In China’s Hebei Province, one of the worst newly affected regions, the governor has stated that a medical agency falsified coronavirus test results and has requested re-screening. The agency, Jinan Huaxi Medical Laboratory, was tasked with testing residents in Longyao County. Out of the 310,000 swab samples, not one positive result was reported. It was later discovered that the agency had not even finished the testing process.
According to an article from state-backed Global Times, a few days after reporting no infections among the collected samples, “the company made a different claim, saying that a set of samples had tested positive. The county immediately carried out an investigation, which found two confirmed cases and one asymptomatic case on Sunday, while exposing the lab’s false reporting of the samples that it had received. Police detained the person in charge of the company. In response to the incident, Xu Qin, governor of Hebei, ordered a thorough reexamination of all the nucleic acid tests carried out by agencies.”

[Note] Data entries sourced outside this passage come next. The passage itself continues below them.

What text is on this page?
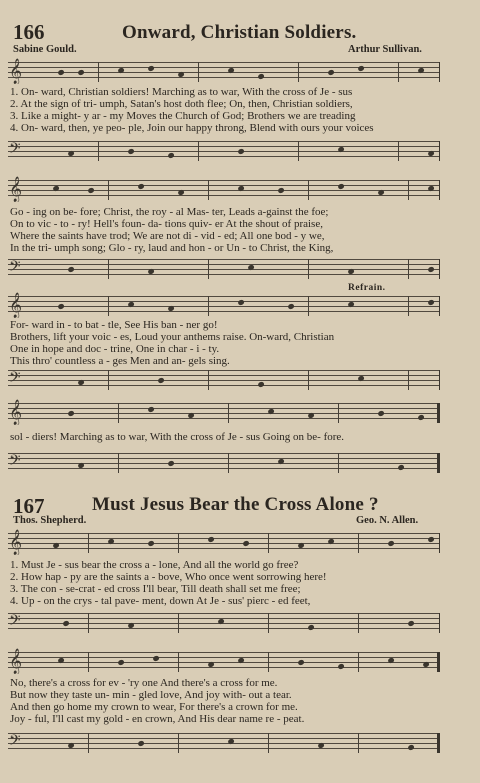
166	Onward, Christian Soldiers.
Sabine Gould.	Arthur Sullivan.
𝄞
1. On- ward, Christian soldiers! Marching as to war, With the cross of Je - sus
2. At the sign of tri- umph, Satan's host doth flee; On, then, Christian soldiers,
3. Like a might- y ar - my Moves the Church of God; Brothers we are treading
4. On- ward, then, ye peo- ple, Join our happy throng, Blend with ours your voices
𝄢
𝄞
Go - ing on be- fore; Christ, the roy - al Mas- ter, Leads a-gainst the foe;
On to vic - to - ry! Hell's foun- da- tions quiv- er At the shout of praise,
Where the saints have trod; We are not di - vid - ed; All one bod - y we,
In the tri- umph song; Glo - ry, laud and hon - or Un - to Christ, the King,
𝄢
Refrain.
𝄞
For- ward in - to bat - tle, See His ban - ner go!
Brothers, lift your voic - es, Loud your anthems raise. On-ward, Christian
One in hope and doc - trine, One in char - i - ty.
This thro' countless a - ges Men and an- gels sing.
𝄢
𝄞
sol - diers! Marching as to war, With the cross of Je - sus Going on be- fore.
𝄢
167	Must Jesus Bear the Cross Alone ?
Thos. Shepherd.	Geo. N. Allen.
𝄞
1. Must Je - sus bear the cross a - lone, And all the world go free?
2. How hap - py are the saints a - bove, Who once went sorrowing here!
3. The con - se-crat - ed cross I'll bear, Till death shall set me free;
4. Up - on the crys - tal pave- ment, down At Je - sus' pierc - ed feet,
𝄢
𝄞
No, there's a cross for ev - 'ry one And there's a cross for me.
But now they taste un- min - gled love, And joy with- out a tear.
And then go home my crown to wear, For there's a crown for me.
Joy - ful, I'll cast my gold - en crown, And His dear name re - peat.
𝄢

The fact that the governor ordered a complete reexamination of results has raised suspicions that the infection numbers are far worse than the publicly reported three cases. The fake results were submitted by an employee of the company, known only by the surname Di.

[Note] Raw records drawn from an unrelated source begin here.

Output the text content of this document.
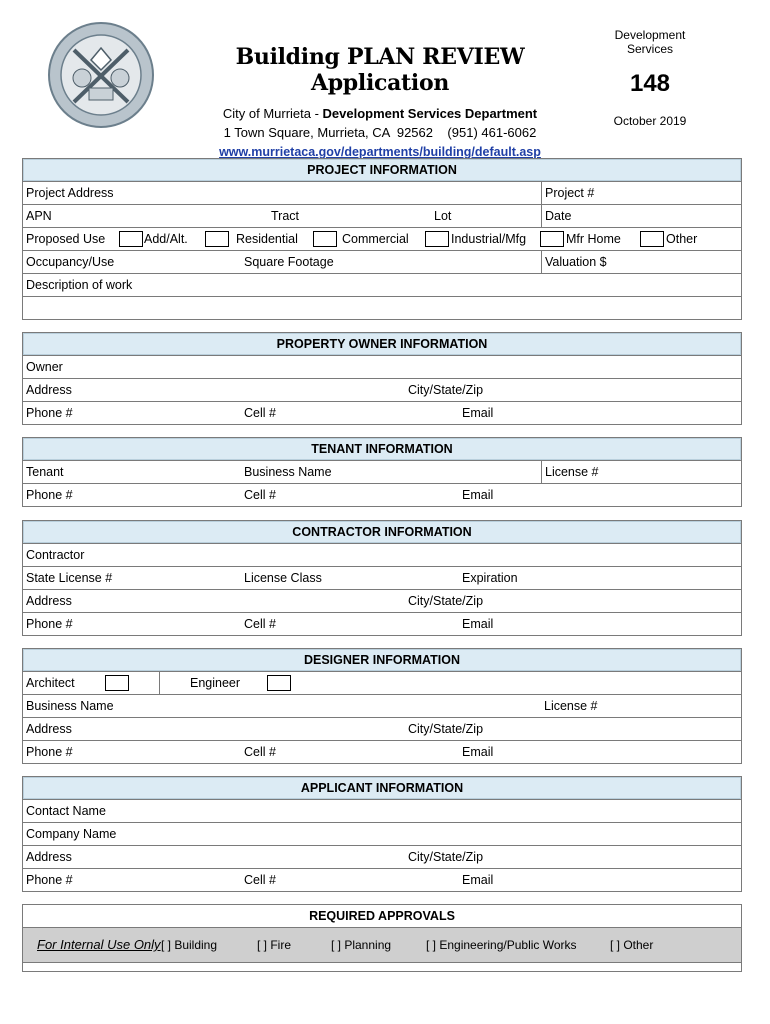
Building PLAN REVIEW Application
City of Murrieta - Development Services Department
1 Town Square, Murrieta, CA  92562    (951) 461-6062
www.murrietaca.gov/departments/building/default.asp
Development
Services
148
October 2019
PROJECT INFORMATION
Project Address	Project #
APN	Tract	Lot	Date
Proposed Use	Add/Alt.	Residential	Commercial	Industrial/Mfg	Mfr Home	Other
Occupancy/Use	Square Footage	Valuation $
Description of work
PROPERTY OWNER INFORMATION
Owner
Address	City/State/Zip
Phone #	Cell #	Email
TENANT INFORMATION
Tenant	Business Name	License #
Phone #	Cell #	Email
CONTRACTOR INFORMATION
Contractor
State License #	License Class	Expiration
Address	City/State/Zip
Phone #	Cell #	Email
DESIGNER INFORMATION
Architect	Engineer
Business Name	License #
Address	City/State/Zip
Phone #	Cell #	Email
APPLICANT INFORMATION
Contact Name
Company Name
Address	City/State/Zip
Phone #	Cell #	Email
REQUIRED APPROVALS
For Internal Use Only [ ] Building	[ ] Fire	[ ] Planning	[ ] Engineering/Public Works	[ ] Other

According to reports, the company had asked for five days to finish analyzing the swab samples. However, authorities pressed the company employees for faster results. Under pressure, Di reported false results in the hopes that it would gain him enough time to complete the full analysis before authorities examined it. The local police, investigating the case, have put Di under “criminal compulsory measures.”
After the incident came to light, Jinan Huaxi has been forced to suspend its virus testing activities for an indefinite period of time. The parent company, Nucleus Gene, has 31 labs across China, with virus testing accounting for around 70 to 80 percent of total revenues last year. Li Tao, the vice president of Nucleus Gene, called Di’s forgery an “amateur mistake” and blamed him for failing to see the big picture. He remarked that if Di had consulted his superiors, the forgery would not have happened.

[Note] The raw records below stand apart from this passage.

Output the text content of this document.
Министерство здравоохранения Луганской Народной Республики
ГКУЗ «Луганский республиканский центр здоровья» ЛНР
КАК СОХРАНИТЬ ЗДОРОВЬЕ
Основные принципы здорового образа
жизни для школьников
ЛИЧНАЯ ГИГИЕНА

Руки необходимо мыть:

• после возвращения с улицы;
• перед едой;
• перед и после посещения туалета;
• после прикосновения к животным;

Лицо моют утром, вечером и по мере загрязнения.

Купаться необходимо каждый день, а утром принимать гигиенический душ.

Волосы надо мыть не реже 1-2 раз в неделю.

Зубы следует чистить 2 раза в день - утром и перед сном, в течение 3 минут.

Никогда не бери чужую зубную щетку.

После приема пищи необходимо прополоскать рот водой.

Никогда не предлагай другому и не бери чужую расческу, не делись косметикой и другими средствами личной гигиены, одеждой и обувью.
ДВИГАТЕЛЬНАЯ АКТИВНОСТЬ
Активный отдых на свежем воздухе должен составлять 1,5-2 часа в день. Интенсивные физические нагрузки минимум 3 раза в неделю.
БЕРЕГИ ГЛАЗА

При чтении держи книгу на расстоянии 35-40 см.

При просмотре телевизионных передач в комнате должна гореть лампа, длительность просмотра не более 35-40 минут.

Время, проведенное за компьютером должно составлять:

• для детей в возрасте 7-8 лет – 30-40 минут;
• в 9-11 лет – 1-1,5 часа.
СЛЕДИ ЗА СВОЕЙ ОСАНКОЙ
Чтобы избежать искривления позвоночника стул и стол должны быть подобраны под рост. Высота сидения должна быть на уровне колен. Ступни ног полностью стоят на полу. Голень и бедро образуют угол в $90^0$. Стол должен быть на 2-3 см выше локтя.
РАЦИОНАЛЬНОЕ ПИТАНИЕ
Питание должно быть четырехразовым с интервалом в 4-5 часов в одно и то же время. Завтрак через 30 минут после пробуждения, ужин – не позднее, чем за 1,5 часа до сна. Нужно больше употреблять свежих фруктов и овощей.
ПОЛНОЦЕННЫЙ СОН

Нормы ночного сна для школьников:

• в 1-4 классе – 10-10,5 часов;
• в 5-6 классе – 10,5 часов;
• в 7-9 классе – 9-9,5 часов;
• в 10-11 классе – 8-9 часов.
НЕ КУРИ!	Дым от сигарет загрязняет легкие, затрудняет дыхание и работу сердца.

Chinese officials are using the incident to blame private companies for flaws in testing and have asked the government for more oversight on their activities. Jinan Huaxi’s past questionable behaviors were also brought to light, including an incident where the lab apparently did not properly dispose of infectious medical waste during the initial days of the viral outbreak.
One local media report has suggested that the company might have been made a scapegoat by authorities to avoid being held responsible for errors that happened during testing. However, no evidence has been uncovered to support the claim.
When the news of falsification of test results was revealed online, it attracted widespread attention of Chinese netizens. On Weibo, the issue made it to the top search bar and received 400 million views, triggering 16,000 discussions.
Some netizens have also raised doubts about the recent infection numbers reported by the government in Hebei. Between Jan. 12 and 15, the province reported 90 new cases every single day. People found it odd that the infection numbers would be exactly the same for three days straight.
Meanwhile, the WHO investigators in China seem to have turned up no significant information into the origin of the coronavirus. The team is currently under a two-week quarantine and is holding teleconferences with their Chinese counterparts.
The United States has called for an honest investigation and asked Beijing to allow WHO to interview lab workers, caregivers, and former patients in Wuhan to get to the bottom of the issue. “We have a solemn duty to ensure that this critical investigation is credible and is conducted objectively and transparently,” Garrett Grigsby, who heads the U.S. delegation, said to Reuters.